PREMIO SETTEBELLO – Sette volte Juventus. Una dittatura che dura dalla primavera 2012: tre titoli firmati Conte, quattro firmati Allegri. Nel calcio moderno mai nessun allenatore era riuscito a infilare un poker consecutivo. Il Capello milanista si era fermato a tre, come appunto Antonio Conte e Roberto Mancini (che il primo, però, non lo vinse sul campo). Altri top trainer – da Trapattoni a Mourinho (rimasto da noi però solo due anni) passando per Lippi – si sono fermati a due scudetti di fila. Motivo in più per festeggiare per l’allenatore livornese. Che con la Juve ha calato il doppio poker campionato-coppa Italia. Entrando così meritatamente nella storia. Così come la Juventus, sempre più leader in fatto di scudetti (34; il Milan insegue a quota 18) e di coppe Italia (13; seconda la Roma, con 9)

PREMIO RECORD DI PUNTI – E’ stato a lungo in testa, si è illuso dopo il colpaccio a Torino. Chiude a 88 punti, suo record storico di punti. Merita comunque applausi il Napoli di Maurizio Sarri. Bello, a tratti bellissimo. Ma arrivato a fine stagione un po’ sulle ginocchia.

PREMIO PANCA CHE SCOTTA – Ancora poche ore e Roberto Mancini sarà ufficialmente il nuovo ct della Nazionale. Scelta personalmente condivisibile: perché il Mancio è un bravo allenatore, ha grande occhio nel “battezzare” i giocatori (cosa fondamentale per un commissario tecnico) e perché la sua è stata una scelta, per così dire, “economicamente sostenibile”. Aspettiamo la sua prima “lista”, con la quasi scontata riapertura a Mario Balotelli quattro anni  dopo il flop brasiliano, e poi tutti pronti a valutare quella che sarà la “nuova Italia”.

PREMIO EREDITA’ – Le due clamorose topiche nella finale di Coppa e il gol incassato a Bergamo aprono il dibattito: siamo proprio sicuri che Gigio Donnarumma debba essere – nell’immediato – il successore di Gigi Buffon? Certo, l’età è dalla sua ma se si giudica in base al rendimento di questa ultima stagione a nostro avviso la maglia da titolare spetterebbe a Mattia Perin. Che già da tempo è nel giro azzurro e che – dopo una incredibile serie di infortuni – è tornato al top. Sarebbe brutto che Perin pagasse il fatto di non giocare in una “grande” (o presunta tale, nel caso del Milan attuale). Le valutazioni infatti andrebbero fatte con la massima serenità e al di là del club di appartenenza. E Mancini – spesso osteggiato da giocatore dalla grande stampa solo perché, giocando nella Samp, poco “protetto” – dovrebbe saperlo bene…

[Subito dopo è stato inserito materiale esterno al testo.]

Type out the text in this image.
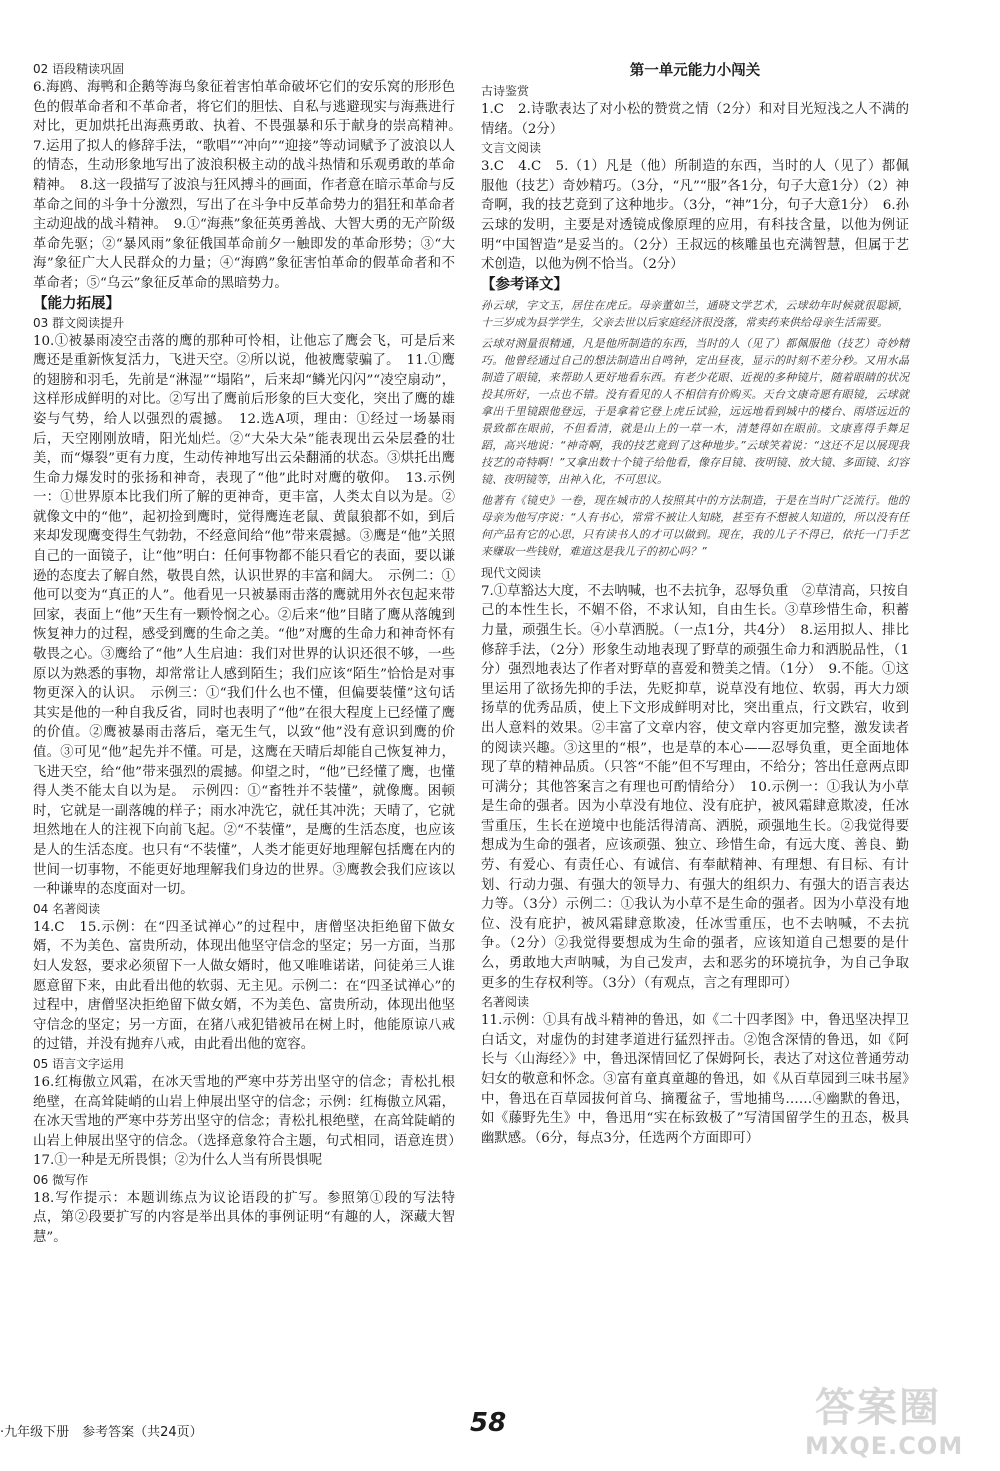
02 语段精读巩固

6.海鸥、海鸭和企鹅等海鸟象征着害怕革命破坏它们的安乐窝的形形色色的假革命者和不革命者，将它们的胆怯、自私与逃避现实与海燕进行对比，更加烘托出海燕勇敢、执着、不畏强暴和乐于献身的崇高精神。　7.运用了拟人的修辞手法，“歌唱”“冲向”“迎接”等动词赋予了波浪以人的情态，生动形象地写出了波浪积极主动的战斗热情和乐观勇敢的革命精神。　8.这一段描写了波浪与狂风搏斗的画面，作者意在暗示革命与反革命之间的斗争十分激烈，写出了在斗争中反革命势力的猖狂和革命者主动迎战的战斗精神。　9.①“海燕”象征英勇善战、大智大勇的无产阶级革命先驱；②“暴风雨”象征俄国革命前夕一触即发的革命形势；③“大海”象征广大人民群众的力量；④“海鸥”象征害怕革命的假革命者和不革命者；⑤“乌云”象征反革命的黑暗势力。

【能力拓展】
03 群文阅读提升

10.①被暴雨凌空击落的鹰的那种可怜相，让他忘了鹰会飞，可是后来鹰还是重新恢复活力，飞进天空。②所以说，他被鹰蒙骗了。　11.①鹰的翅膀和羽毛，先前是“淋湿”“塌陷”，后来却“鳞光闪闪”“凌空扇动”，这样形成鲜明的对比。②写出了鹰前后形象的巨大变化，突出了鹰的雄姿与气势，给人以强烈的震撼。　12.选A项，理由：①经过一场暴雨后，天空刚刚放晴，阳光灿烂。②“大朵大朵”能表现出云朵层叠的壮美，而“爆裂”更有力度，生动传神地写出云朵翻涌的状态。③烘托出鹰生命力爆发时的张扬和神奇，表现了“他”此时对鹰的敬仰。　13.示例一：①世界原本比我们所了解的更神奇，更丰富，人类太自以为是。②就像文中的“他”，起初捡到鹰时，觉得鹰连老鼠、黄鼠狼都不如，到后来却发现鹰变得生气勃勃，不经意间给“他”带来震撼。③鹰是“他”关照自己的一面镜子，让“他”明白：任何事物都不能只看它的表面，要以谦逊的态度去了解自然，敬畏自然，认识世界的丰富和阔大。　示例二：①他可以变为“真正的人”。他看见一只被暴雨击落的鹰就用外衣包起来带回家，表面上“他”天生有一颗怜悯之心。②后来“他”目睹了鹰从落魄到恢复神力的过程，感受到鹰的生命之美。“他”对鹰的生命力和神奇怀有敬畏之心。③鹰给了“他”人生启迪：我们对世界的认识还很不够，一些原以为熟悉的事物，却常常让人感到陌生；我们应该“陌生”恰恰是对事物更深入的认识。　示例三：①“我们什么也不懂，但偏要装懂”这句话其实是他的一种自我反省，同时也表明了“他”在很大程度上已经懂了鹰的价值。②鹰被暴雨击落后，毫无生气，以致“他”没有意识到鹰的价值。③可见“他”起先并不懂。可是，这鹰在天晴后却能自己恢复神力，飞进天空，给“他”带来强烈的震撼。仰望之时，“他”已经懂了鹰，也懂得人类不能太自以为是。　示例四：①“畜牲并不装懂”，就像鹰。困顿时，它就是一副落魄的样子；雨水冲洗它，就任其冲洗；天晴了，它就坦然地在人的注视下向前飞起。②“不装懂”，是鹰的生活态度，也应该是人的生活态度。也只有“不装懂”，人类才能更好地理解包括鹰在内的世间一切事物，不能更好地理解我们身边的世界。③鹰教会我们应该以一种谦卑的态度面对一切。

04 名著阅读

14.C　15.示例：在“四圣试禅心”的过程中，唐僧坚决拒绝留下做女婿，不为美色、富贵所动，体现出他坚守信念的坚定；另一方面，当那妇人发怒，要求必须留下一人做女婿时，他又唯唯诺诺，问徒弟三人谁愿意留下来，由此看出他的软弱、无主见。示例二：在“四圣试禅心”的过程中，唐僧坚决拒绝留下做女婿，不为美色、富贵所动，体现出他坚守信念的坚定；另一方面，在猪八戒犯错被吊在树上时，他能原谅八戒的过错，并没有抛弃八戒，由此看出他的宽容。

05 语言文字运用

16.红梅傲立风霜，在冰天雪地的严寒中芬芳出坚守的信念；青松扎根绝壁，在高耸陡峭的山岩上伸展出坚守的信念；示例：红梅傲立风霜，在冰天雪地的严寒中芬芳出坚守的信念；青松扎根绝壁，在高耸陡峭的山岩上伸展出坚守的信念。（选择意象符合主题，句式相同，语意连贯）　17.①一种是无所畏惧；②为什么人当有所畏惧呢

06 微写作

18.写作提示：本题训练点为议论语段的扩写。参照第①段的写法特点，第②段要扩写的内容是举出具体的事例证明“有趣的人，深藏大智慧”。

第一单元能力小闯关
古诗鉴赏

1.C　2.诗歌表达了对小松的赞赏之情（2分）和对目光短浅之人不满的情绪。（2分）

文言文阅读

3.C　4.C　5.（1）凡是（他）所制造的东西，当时的人（见了）都佩服他（技艺）奇妙精巧。（3分，“凡”“服”各1分，句子大意1分）（2）神奇啊，我的技艺竟到了这种地步。（3分，“神”1分，句子大意1分）　6.孙云球的发明，主要是对透镜成像原理的应用，有科技含量，以他为例证明“中国智造”是妥当的。（2分）王叔远的核雕虽也充满智慧，但属于艺术创造，以他为例不恰当。（2分）

【参考译文】

孙云球，字文玉，居住在虎丘。母亲董如兰，通晓文学艺术，云球幼年时候就很聪颖，十三岁成为县学学生，父亲去世以后家庭经济很没落，常卖药来供给母亲生活需要。

云球对测量很精通，凡是他所制造的东西，当时的人（见了）都佩服他（技艺）奇妙精巧。他曾经通过自己的想法制造出自鸣钟，定出昼夜，显示的时刻不差分秒。又用水晶制造了眼镜，来帮助人更好地看东西。有老少花眼、近视的多种镜片，随着眼睛的状况投其所好，一点也不错。没有看见的人不相信有价购买。天台文康奇愿有眼镜，云球就拿出千里镜跟他登远，于是拿着它登上虎丘试验，远远地看到城中的楼台、雨塔远近的景致都在眼前，不但看清，就是山上的一草一木，清楚得如在眼前。文康喜得手舞足蹈，高兴地说：“神奇啊，我的技艺竟到了这种地步。”云球笑着说：“这还不足以展现我技艺的奇特啊！”又拿出数十个镜子给他看，像存目镜、夜明镜、放大镜、多面镜、幻容镜、夜明镜等，出神入化，不可思议。

他著有《镜史》一卷，现在城市的人按照其中的方法制造，于是在当时广泛流行。他的母亲为他写序说：“人有书心，常常不被让人知晓，甚至有不想被人知道的，所以没有任何产品有它的心思，只有读书人的才可以做到。现在，我的儿子不得已，依托一门手艺来赚取一些钱财，难道这是我儿子的初心吗？”

现代文阅读

7.①草豁达大度，不去呐喊，也不去抗争，忍辱负重　②草清高，只按自己的本性生长，不媚不俗，不求认知，自由生长。③草珍惜生命，积蓄力量，顽强生长。④小草洒脱。（一点1分，共4分）　8.运用拟人、排比修辞手法，（2分）形象生动地表现了野草的顽强生命力和洒脱品性，（1分）强烈地表达了作者对野草的喜爱和赞美之情。（1分）　9.不能。①这里运用了欲扬先抑的手法，先贬抑草，说草没有地位、软弱，再大力颂扬草的优秀品质，使上下文形成鲜明对比，突出重点，行文跌宕，收到出人意料的效果。②丰富了文章内容，使文章内容更加完整，激发读者的阅读兴趣。③这里的“根”，也是草的本心——忍辱负重，更全面地体现了草的精神品质。（只答“不能”但不写理由，不给分；答出任意两点即可满分；其他答案言之有理也可酌情给分）　10.示例一：①我认为小草是生命的强者。因为小草没有地位、没有庇护，被风霜肆意欺凌，任冰雪重压，生长在逆境中也能活得清高、洒脱，顽强地生长。②我觉得要想成为生命的强者，应该顽强、独立、珍惜生命，有远大度、善良、勤劳、有爱心、有责任心、有诚信、有奉献精神、有理想、有目标、有计划、行动力强、有强大的领导力、有强大的组织力、有强大的语言表达力等。（3分）示例二：①我认为小草不是生命的强者。因为小草没有地位、没有庇护，被风霜肆意欺凌，任冰雪重压，也不去呐喊，不去抗争。（2分）②我觉得要想成为生命的强者，应该知道自己想要的是什么，勇敢地大声呐喊，为自己发声，去和恶劣的环境抗争，为自己争取更多的生存权利等。（3分）（有观点，言之有理即可）

名著阅读

11.示例：①具有战斗精神的鲁迅，如《二十四孝图》中，鲁迅坚决捍卫白话文，对虚伪的封建孝道进行猛烈抨击。②饱含深情的鲁迅，如《阿长与〈山海经〉》中，鲁迅深情回忆了保姆阿长，表达了对这位普通劳动妇女的敬意和怀念。③富有童真童趣的鲁迅，如《从百草园到三味书屋》中，鲁迅在百草园拔何首乌、摘覆盆子，雪地捕鸟……④幽默的鲁迅，如《藤野先生》中，鲁迅用“实在标致极了”写清国留学生的丑态，极具幽默感。（6分，每点3分，任选两个方面即可）

·九年级下册　参考答案（共24页）	58	答案圈
MXQE.COM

PREMIO BRASIL – E’ tornato Giaccherinho: il gol al volo segnato a Bologna ha ricordato quello di Van Basten all’Unione Sovietica nell’Europeo 1988 o quello di Totti a Marassi contro la Sampdoria. Una prodezza da gustarsi con tutti i replay del caso e da mostrare nelle scuole calcio. Un numero di un calciatore “operaio” ma dai piedi buoni valorizzato da Antonio Conte sia nei suoi anni juventini che nella breve parentesi azzurra. E per il quale Conte coniò il felicissimo soprannome “brasileiro”.